Moreover, since the Sino-US trade war, due to the restriction of the United States, there is a risk that China enterprises cannot upgrade their structures. With the gradual acceptance of RISC-V, it is feasible for China chip manufacturers to achieve independence through RISC-V architecture.
Semico Research predicts that by 2025, the market will consume 62.4 billion RISC-V CPU cores, with a compound annual growth rate of 65,438+08-2025. Among them, the industrial field will be far ahead with more than 654.38+067 billion cores.
Tractica, a market research company, also predicts that the IP and software tools market of RISC- V will be $52 million in 20 18 and will grow to $1000 billion in 2025.
At present, RISC-V has not developed for a long time, has not yet formed a monopoly, and the related ecology is still developing.
In the short term, ARM architecture will still occupy the mid-to high-end market, and RISC-V is mainly used in some fragmented emerging markets, such as the light terminal scene of the Internet of Things.
These scenarios need low power consumption and low cost, but often the program does not need major changes, and the dependence on the software ecology is not high, and the shipment volume is large, which is in line with the staged development goals of RISC-V.
RISC-V allows any manufacturer to design, manufacture and sell RISC-V chips and software, thus attracting a large number of technology companies to enter the market.
More than 100 technology companies such as Green Wave, IBM, NXP, Western Digital, NVIDIA, Qualcomm, Samsung, Google, Huawei, Jingxin Technology, Xinyuan, Lessing Technology, Ali Pingtou Ge, Zhongtianwei, Red Hat and Tesla joined its camp.
Self-controllable degree of domestic CPU
Domestic CPU has experienced nearly 20 years of development, and also produced a number of powerful enterprises, such as the aforementioned Zhongke Loongson, Tianjin Tengfei, Guang Hai Information, Shanghai Shenwei and Shanghai Zhao Xin.
Shenwei and Godson have the highest degree of self-control.
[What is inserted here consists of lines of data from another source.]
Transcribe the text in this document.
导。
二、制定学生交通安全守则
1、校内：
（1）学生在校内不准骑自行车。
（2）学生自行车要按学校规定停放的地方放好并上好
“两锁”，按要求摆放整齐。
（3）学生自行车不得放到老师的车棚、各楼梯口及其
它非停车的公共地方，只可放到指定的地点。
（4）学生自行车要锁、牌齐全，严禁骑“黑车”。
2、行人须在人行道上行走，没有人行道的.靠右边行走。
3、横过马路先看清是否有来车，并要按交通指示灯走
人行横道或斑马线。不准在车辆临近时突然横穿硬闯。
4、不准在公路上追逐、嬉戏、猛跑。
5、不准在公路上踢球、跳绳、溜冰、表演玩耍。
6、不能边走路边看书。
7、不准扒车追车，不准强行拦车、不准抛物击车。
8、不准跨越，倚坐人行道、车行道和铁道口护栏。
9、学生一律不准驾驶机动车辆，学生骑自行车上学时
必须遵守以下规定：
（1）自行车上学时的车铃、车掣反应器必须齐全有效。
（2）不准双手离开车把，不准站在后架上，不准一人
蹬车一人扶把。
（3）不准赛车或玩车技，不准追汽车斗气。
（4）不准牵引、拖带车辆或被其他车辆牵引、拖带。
Shanghai Shenwei is mainly engaged in the research and development of Alpha architecture. At present, it is the CPU manufacturer with the highest innovation credibility in China, and it is basically completely autonomous and controllable. Mainly used in party and government offices, military affairs, supercomputing and other fields.
Followed by domestic manufacturers of ARM architecture represented by Tengfei and Huawei Kunpeng (Hayes). ARM architecture needs authorization from ARM company, and there are three levels of authorization: usage level authorization, kernel level authorization and architecture/instruction set level authorization.
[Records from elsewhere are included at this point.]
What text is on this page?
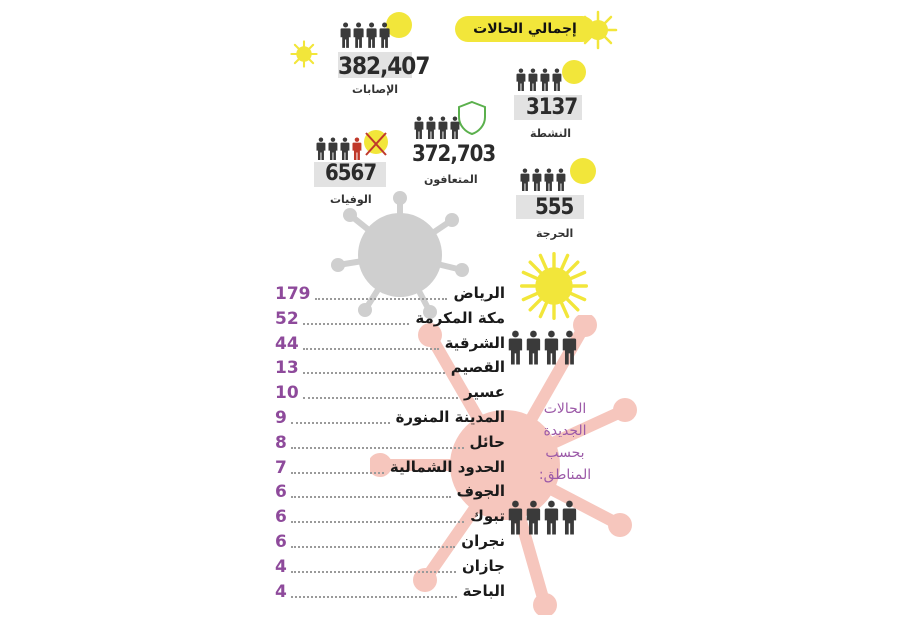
إجمالي الحالات
382,407
الإصابات
3137
النشطة
372,703
المتعافون
6567
الوفيات	555
الحرجة
الحالات
الجديدة
بحسب
المناطق:
179	الرياض
52	مكة المكرمة
44	الشرقية
13	القصيم
10	عسير
9	المدينة المنورة
8	حائل
7	الحدود الشمالية
6	الجوف
6	تبوك
6	نجران
4	جازان
4	الباحة
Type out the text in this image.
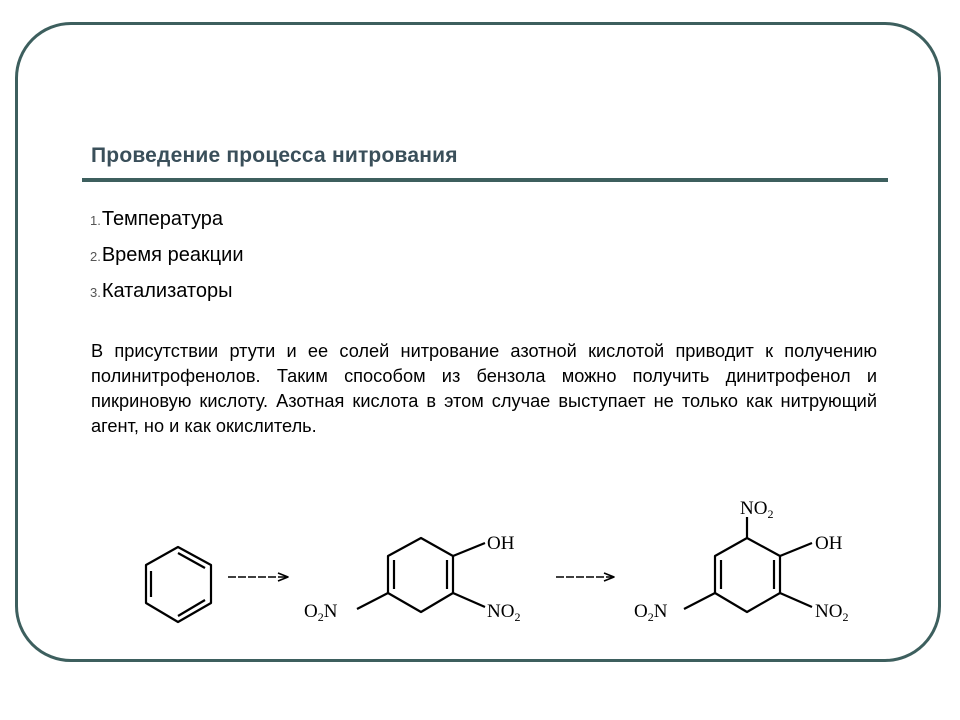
Проведение процесса нитрования
1.Температура
2.Время реакции
3.Катализаторы

В присутствии ртути и ее солей нитрование азотной кислотой приводит к получению полинитрофенолов. Таким способом из бензола можно получить динитрофенол и пикриновую кислоту. Азотная кислота в этом случае выступает не только как нитрующий агент, но и как окислитель.

OH
$NO_2$
$O_2N$
$NO_2$
OH
$NO_2$
$O_2N$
Among them, the instruction set has the highest authorization level, so enterprises can transform the ARM instruction set and design their own processors. At present, Hisilicon and Tengfei have been permanently authorized by ARMV8.
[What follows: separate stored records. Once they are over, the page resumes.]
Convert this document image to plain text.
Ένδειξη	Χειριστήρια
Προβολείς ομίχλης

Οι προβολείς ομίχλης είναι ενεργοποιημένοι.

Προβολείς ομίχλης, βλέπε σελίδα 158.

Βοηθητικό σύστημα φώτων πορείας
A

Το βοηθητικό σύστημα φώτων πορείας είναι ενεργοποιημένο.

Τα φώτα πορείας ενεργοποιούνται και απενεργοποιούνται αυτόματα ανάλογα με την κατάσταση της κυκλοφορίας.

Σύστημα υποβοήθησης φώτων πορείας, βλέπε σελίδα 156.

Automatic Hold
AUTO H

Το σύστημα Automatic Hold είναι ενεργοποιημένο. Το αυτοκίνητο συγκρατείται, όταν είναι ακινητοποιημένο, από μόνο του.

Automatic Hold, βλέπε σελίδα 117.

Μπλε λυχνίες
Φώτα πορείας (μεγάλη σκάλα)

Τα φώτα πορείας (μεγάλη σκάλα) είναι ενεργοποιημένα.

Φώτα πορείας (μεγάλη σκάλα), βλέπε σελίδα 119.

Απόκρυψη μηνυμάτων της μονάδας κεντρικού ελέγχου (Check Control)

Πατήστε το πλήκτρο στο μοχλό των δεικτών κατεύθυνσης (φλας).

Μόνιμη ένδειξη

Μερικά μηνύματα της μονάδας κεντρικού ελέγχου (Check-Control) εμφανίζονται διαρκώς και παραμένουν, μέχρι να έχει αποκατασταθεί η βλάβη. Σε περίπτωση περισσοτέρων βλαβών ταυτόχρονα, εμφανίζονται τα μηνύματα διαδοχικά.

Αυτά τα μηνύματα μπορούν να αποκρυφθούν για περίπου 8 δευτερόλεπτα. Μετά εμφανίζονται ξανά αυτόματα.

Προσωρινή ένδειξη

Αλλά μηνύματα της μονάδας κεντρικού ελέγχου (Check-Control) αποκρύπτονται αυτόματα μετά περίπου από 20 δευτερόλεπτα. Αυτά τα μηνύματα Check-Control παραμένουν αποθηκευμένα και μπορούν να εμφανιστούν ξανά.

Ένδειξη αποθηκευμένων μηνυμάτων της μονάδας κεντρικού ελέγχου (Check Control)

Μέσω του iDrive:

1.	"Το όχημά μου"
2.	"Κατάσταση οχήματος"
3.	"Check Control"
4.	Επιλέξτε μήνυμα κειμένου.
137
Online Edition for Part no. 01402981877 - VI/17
If they develop their own instruction set based on V8 authorization, their innovation credibility will be significantly improved, and even if they are not authorized by new architectures such as V9V 10 in the future, they can still maintain their advanced nature.
Finally, X86 vendors, such as Guang Hai and Megacore, are only authorized at the kernel level, so it is difficult to expand the instruction set to form an independent and controllable instruction set in the future.